Et voilà Jésus qui dort, incarnant pour un temps ce Dieu lointain et indifférent, qui n'intervient pas au moment où nous nous noyons : «Maître, tu ne te soucies pas de ce que nous périssons !» Et si c'était, au contraire, la seule manière de nous donner confiance en nous-mêmes ? J'ai tellement confiance en toi, en vous, que je peux dormir sur mes deux oreilles. Vous êtes des marins, des pêcheurs professionnels, vous avez des compétences et des ressources personnelles. Vous faites équipe face à la tempête et vous êtes capables de vous en sortir. «Pourquoi avez-vous peur ?» s'étonnera Jésus le calme revenu. Et il ajoutera, comme un constat : «Vous n'avez pas encore confiance...», mais ça va venir peu à peu. Il n'est pas nécessaire d'y voir un reproche, il n'est pas nécessaire non plus de sous-entendre : vous n'avez pas encore confiance en moi Jésus ou en Dieu puis qu'il n'y a pas de complément dans le texte. Vous n'avez pas encore confiance en vous-mêmes, autrement dit en ce Dieu qui habite en vous.

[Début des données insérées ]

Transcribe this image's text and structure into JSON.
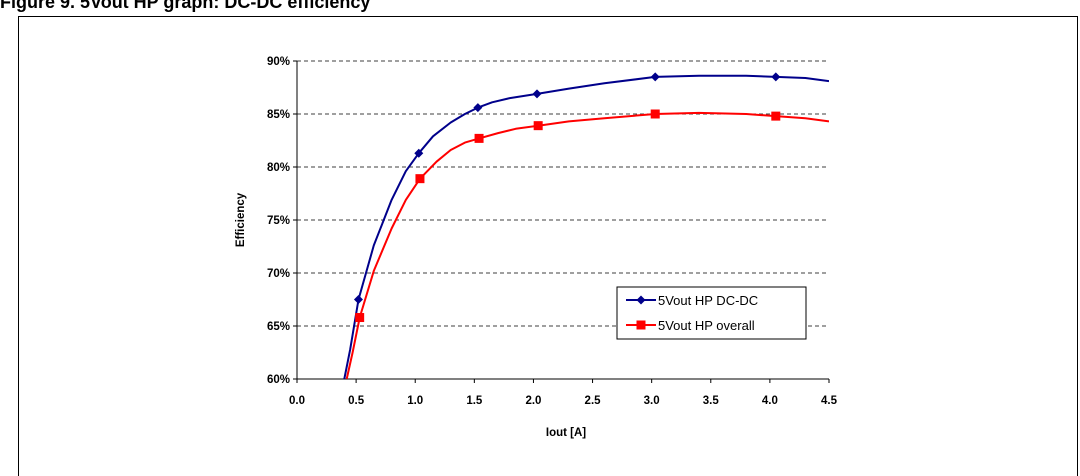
{
  "page": {
    "caption": "Figure 9.      5Vout HP graph: DC-DC efficiency"
  },
  "chart_data": {
    "type": "line",
    "title": "",
    "xlabel": "Iout [A]",
    "ylabel": "Efficiency",
    "xlim": [
      0.0,
      4.5
    ],
    "ylim": [
      60,
      90
    ],
    "x_ticks": [
      "0.0",
      "0.5",
      "1.0",
      "1.5",
      "2.0",
      "2.5",
      "3.0",
      "3.5",
      "4.0",
      "4.5"
    ],
    "y_ticks": [
      "60%",
      "65%",
      "70%",
      "75%",
      "80%",
      "85%",
      "90%"
    ],
    "grid": "horizontal dashed",
    "legend_position": "right-center",
    "series": [
      {
        "name": "5Vout HP DC-DC",
        "color": "#00008B",
        "marker": "diamond",
        "points": [
          [
            0.52,
            67.5
          ],
          [
            1.03,
            81.3
          ],
          [
            1.53,
            85.6
          ],
          [
            2.03,
            86.9
          ],
          [
            3.03,
            88.5
          ],
          [
            4.05,
            88.5
          ]
        ],
        "curve": [
          [
            0.4,
            60.0
          ],
          [
            0.45,
            62.8
          ],
          [
            0.52,
            67.5
          ],
          [
            0.65,
            72.6
          ],
          [
            0.8,
            76.9
          ],
          [
            0.92,
            79.6
          ],
          [
            1.03,
            81.3
          ],
          [
            1.15,
            82.9
          ],
          [
            1.3,
            84.2
          ],
          [
            1.42,
            85.0
          ],
          [
            1.53,
            85.6
          ],
          [
            1.65,
            86.1
          ],
          [
            1.8,
            86.5
          ],
          [
            2.03,
            86.9
          ],
          [
            2.3,
            87.4
          ],
          [
            2.6,
            87.9
          ],
          [
            3.03,
            88.5
          ],
          [
            3.4,
            88.6
          ],
          [
            3.8,
            88.6
          ],
          [
            4.05,
            88.5
          ],
          [
            4.3,
            88.4
          ],
          [
            4.5,
            88.1
          ]
        ]
      },
      {
        "name": "5Vout HP overall",
        "color": "#FF0000",
        "marker": "square",
        "points": [
          [
            0.53,
            65.8
          ],
          [
            1.04,
            78.9
          ],
          [
            1.54,
            82.7
          ],
          [
            2.04,
            83.9
          ],
          [
            3.03,
            85.0
          ],
          [
            4.05,
            84.8
          ]
        ],
        "curve": [
          [
            0.42,
            60.0
          ],
          [
            0.47,
            62.5
          ],
          [
            0.53,
            65.8
          ],
          [
            0.65,
            70.2
          ],
          [
            0.8,
            74.2
          ],
          [
            0.92,
            76.9
          ],
          [
            1.04,
            78.9
          ],
          [
            1.18,
            80.5
          ],
          [
            1.3,
            81.6
          ],
          [
            1.42,
            82.3
          ],
          [
            1.54,
            82.7
          ],
          [
            1.7,
            83.2
          ],
          [
            1.85,
            83.6
          ],
          [
            2.04,
            83.9
          ],
          [
            2.3,
            84.3
          ],
          [
            2.6,
            84.6
          ],
          [
            3.03,
            85.0
          ],
          [
            3.4,
            85.1
          ],
          [
            3.8,
            85.0
          ],
          [
            4.05,
            84.8
          ],
          [
            4.3,
            84.6
          ],
          [
            4.5,
            84.3
          ]
        ]
      }
    ]
  }
}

Or ils viennent d'être recrutés par Jésus au chapitre précédent pour «être avec lui», comme dit le texte, et pour collaborer à son oeuvre, mais c'est comme s'ils ne croyaient pas encore en eux-mêmes, en cette force divine qui les traverse. Et n'est-ce pas notre expérience souvent ? Comment pourrions-nous croire que Dieu nous fait confiance quand nous avons une image si négative de nous-mêmes ? Quand notre entourage nous a renvoyé – et continue à le faire – une image si peu encourageante de qui nous sommes ? C'est la seule fois dans les évangiles que les disciples emmènent Jésus quelque part, «qu'ils prennent Jésus comme il est.» Alors comment est-il là, dans la barque ? C'est quelqu'un qui leur fait confiance. Il est là «à l'arrière», dit Marc. Il les laisse occuper le devant de la scène. Il dort sur le coussin, lui, le fils de l'humain, le fils d'humanité «qui n'a pas où reposer sa tête». Comme il le dit lui-même dans d'autres circonstances. Comment mieux suggérer qu'il «se sent en sécurité avec eux ?»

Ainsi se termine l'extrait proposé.